Theory Quickcheck_Lattice_Examples
theory Quickcheck_Lattice_Examples
imports Main
begin
declare [[quickcheck_finite_type_size=5]]
text ‹We show how other default types help to find counterexamples to propositions if
the standard default type \<^typ>‹int› is insufficient.›
notation
less_eq (infix "⊑" 50) and
less (infix "⊏" 50) and
top ("⊤") and
bot ("⊥") and
inf (infixl "⊓" 70) and
sup (infixl "⊔" 65)
declare [[quickcheck_narrowing_active = false, quickcheck_timeout = 3600]]
subsection ‹Distributive lattices›
lemma sup_inf_distrib2:
"((y :: 'a :: distrib_lattice) ⊓ z) ⊔ x = (y ⊔ x) ⊓ (z ⊔ x)"
quickcheck[expect = no_counterexample]
by(simp add: inf_sup_aci sup_inf_distrib1)
lemma sup_inf_distrib2_1:
"((y :: 'a :: lattice) ⊓ z) ⊔ x = (y ⊔ x) ⊓ (z ⊔ x)"
quickcheck[expect = counterexample]
oops
lemma sup_inf_distrib2_2:
"((y :: 'a :: distrib_lattice) ⊓ z') ⊔ x = (y ⊔ x) ⊓ (z ⊔ x)"
quickcheck[expect = counterexample]
oops
lemma inf_sup_distrib1_1:
"(x :: 'a :: distrib_lattice) ⊓ (y ⊔ z) = (x ⊓ y) ⊔ (x' ⊓ z)"
quickcheck[expect = counterexample]
oops
lemma inf_sup_distrib2_1:
"((y :: 'a :: distrib_lattice) ⊔ z) ⊓ x = (y ⊓ x) ⊔ (y ⊓ x)"
quickcheck[expect = counterexample]
oops
subsection ‹Bounded lattices›
lemma inf_bot_left [simp]:
"⊥ ⊓ (x :: 'a :: bounded_lattice_bot) = ⊥"
quickcheck[expect = no_counterexample]
by (rule inf_absorb1) simp
lemma inf_bot_left_1:
"⊥ ⊓ (x :: 'a :: bounded_lattice_bot) = x"
quickcheck[expect = counterexample]
oops
lemma inf_bot_left_2:
"y ⊓ (x :: 'a :: bounded_lattice_bot) = ⊥"

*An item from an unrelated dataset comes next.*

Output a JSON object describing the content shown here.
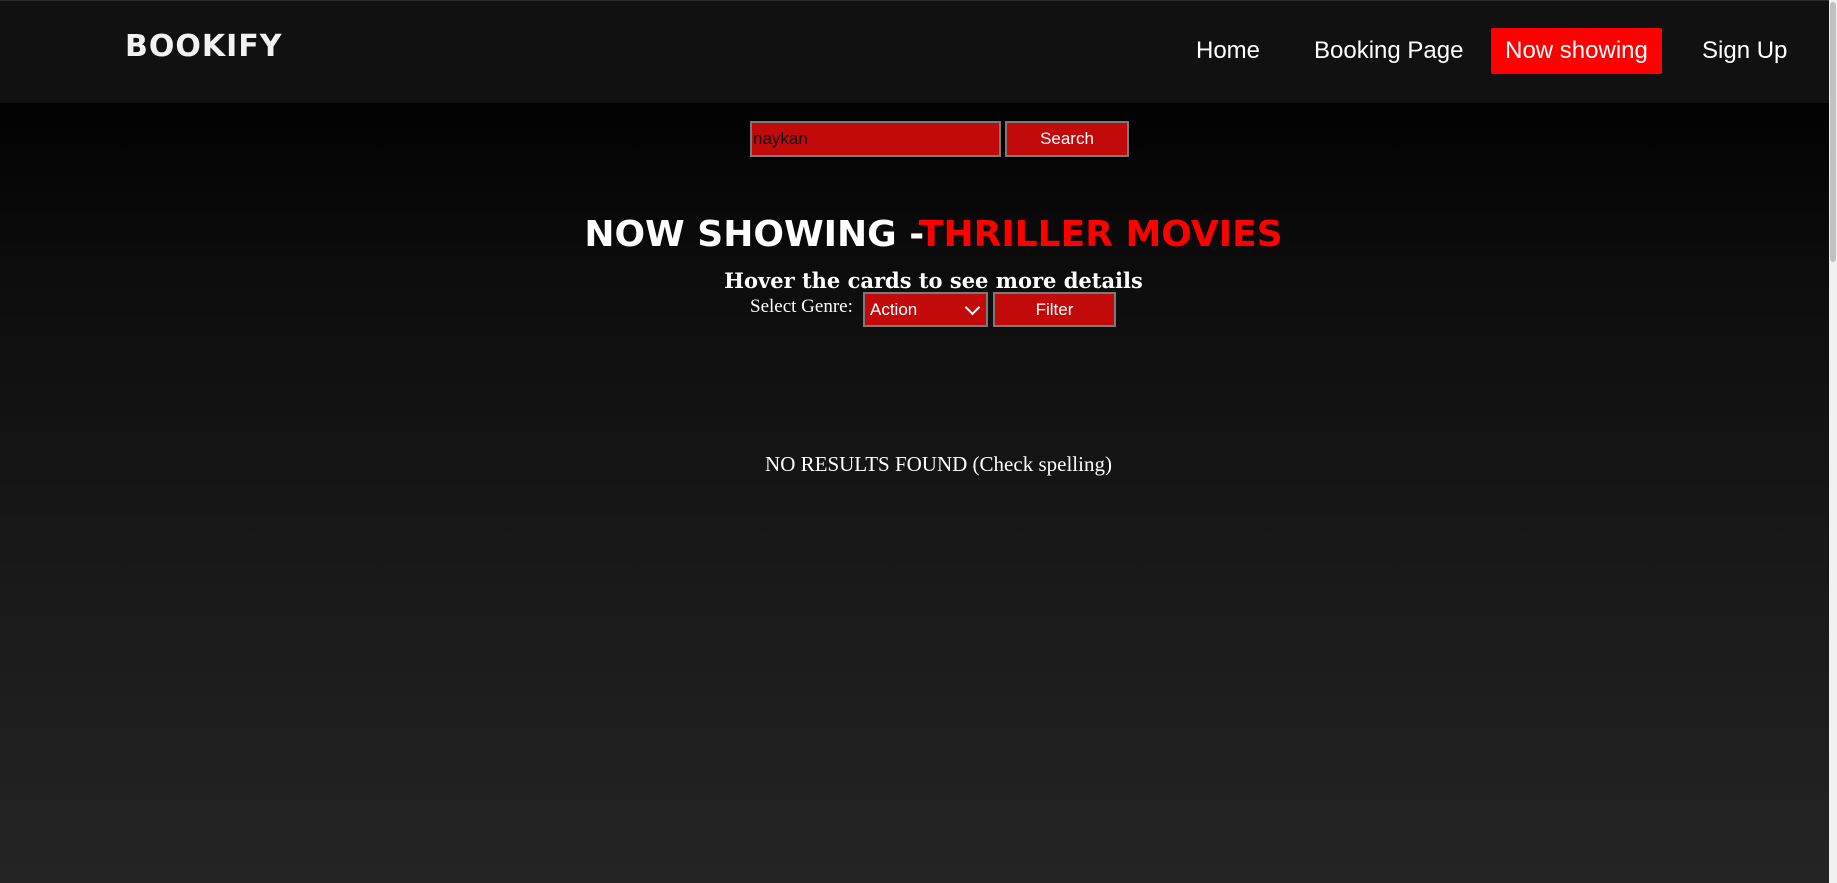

quickcheck[expect = counterexample]
oops
lemma inf_bot_left_3:
"x ≠ ⊥ ==> y ⊓ (x :: 'a :: bounded_lattice_bot) ≠ ⊥"
quickcheck[expect = counterexample]
oops
lemma inf_bot_right [simp]:
"(x :: 'a :: bounded_lattice_bot) ⊓ ⊥ = ⊥"
quickcheck[expect = no_counterexample]
by (rule inf_absorb2) simp
lemma inf_bot_right_1:
"x ≠ ⊥ ==> (x :: 'a :: bounded_lattice_bot) ⊓ ⊥ = y"
quickcheck[expect = counterexample]
oops
lemma inf_bot_right_2:
"(x :: 'a :: bounded_lattice_bot) ⊓ ⊥ ~= ⊥"
quickcheck[expect = counterexample]
oops
lemma sup_bot_right [simp]:
"(x :: 'a :: bounded_lattice_bot) ⊔ ⊥ = ⊥"
quickcheck[expect = counterexample]
oops
lemma sup_bot_left [simp]:
"⊥ ⊔ (x :: 'a :: bounded_lattice_bot) = x"
quickcheck[expect = no_counterexample]
by (rule sup_absorb2) simp
lemma sup_bot_right_2 [simp]:
"(x :: 'a :: bounded_lattice_bot) ⊔ ⊥ = x"
quickcheck[expect = no_counterexample]
by (rule sup_absorb1) simp
lemma sup_eq_bot_iff [simp]:
"(x :: 'a :: bounded_lattice_bot) ⊔ y = ⊥ ⟷ x = ⊥ ∧ y = ⊥"
quickcheck[expect = no_counterexample]
by (simp add: eq_iff)
lemma sup_top_left [simp]:
"⊤ ⊔ (x :: 'a :: bounded_lattice_top) = ⊤"
quickcheck[expect = no_counterexample]
by (rule sup_absorb1) simp
lemma sup_top_right [simp]:
"(x :: 'a :: bounded_lattice_top) ⊔ ⊤ = ⊤"
quickcheck[expect = no_counterexample]
by (rule sup_absorb2) simp
lemma inf_top_left [simp]:
"⊤ ⊓ x = (x :: 'a :: bounded_lattice_top)"
quickcheck[expect = no_counterexample]
by (rule inf_absorb2) simp
lemma inf_top_right [simp]:
"x ⊓ ⊤ = (x :: 'a :: bounded_lattice_top)"
quickcheck[expect = no_counterexample]
by (rule inf_absorb1) simp
lemma inf_eq_top_iff [simp]:
"(x :: 'a :: bounded_lattice_top) ⊓ y = ⊤ ⟷ x = ⊤ ∧ y = ⊤"
quickcheck[expect = no_counterexample]
by (simp add: eq_iff)
no_notation
less_eq (infix "⊑" 50) and
less (infix "⊏" 50) and
inf (infixl "⊓" 70) and
sup (infixl "⊔" 65) and
top ("⊤") and
bot ("⊥")
end